Andrzej Pitynski (15 March 1947, Ulanów – 18 September 2020, Mount Holly, New Jersey[1]) was a Polish-American monumental sculptor who lived and worked in the United States.[2] A book of his works was published in 2008.[3]
In January, 2006, his Partisans (1979) was removed from the corner of Beacon and Charles streets on the Boston Common, where it had stood since 1983. Although it was originally destined for Warsaw, the work – which depicts guerrilla Polish freedom fighters in World War II – was not welcomed in communist Poland at that time. On September 6, 2006, the work was moved to the MBTA's Silver-Line World Trade Center Station on the South Boston waterfront.[4] It was permanently relocated to the center median of D Street, at the intersection with Congress Street, on November 17, 2018. [5][6]
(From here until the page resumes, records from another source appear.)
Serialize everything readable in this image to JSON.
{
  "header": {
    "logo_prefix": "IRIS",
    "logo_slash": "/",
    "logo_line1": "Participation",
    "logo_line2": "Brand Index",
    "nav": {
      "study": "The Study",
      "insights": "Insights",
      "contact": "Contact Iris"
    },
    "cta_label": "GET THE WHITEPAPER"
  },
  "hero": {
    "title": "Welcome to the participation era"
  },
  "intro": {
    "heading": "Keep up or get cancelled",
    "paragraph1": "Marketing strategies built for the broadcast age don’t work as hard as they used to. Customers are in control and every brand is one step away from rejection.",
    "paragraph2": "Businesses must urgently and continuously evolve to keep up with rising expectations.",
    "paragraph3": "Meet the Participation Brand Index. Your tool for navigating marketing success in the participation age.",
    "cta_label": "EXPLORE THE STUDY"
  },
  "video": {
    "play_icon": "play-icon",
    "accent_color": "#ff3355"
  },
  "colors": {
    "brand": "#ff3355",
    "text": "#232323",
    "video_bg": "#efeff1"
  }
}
Describing his "Partisans" Pitynski said, that he dedicated this monument to all "Fighters for Freedom in the World", and used Polish Partisans as an example.[7]
Pitynski has worked on a number of works remembering the Katyn massacre including the Katyn Memorial which stands in Exchange Place in Jersey City, New Jersey and the National Katyń Memorial which stands in the Inner Harbor in Baltimore.
The memorial to the victims of the Volhynian slaughter, commissioned by the Polish Army Veterans' Association in America, designed by Andrzej Pityński in 2017, after casting in bronze will be erected in the National Memory Park in Toruń, Poland.
A monument is an expressive symbol. A good one, looked at for even a few minutes will remain in memory for years or even for one's entire lifetime. Monuments are the milestones in a nation's history -- they will not allow other systems and governments to destroy the core values of a national culture.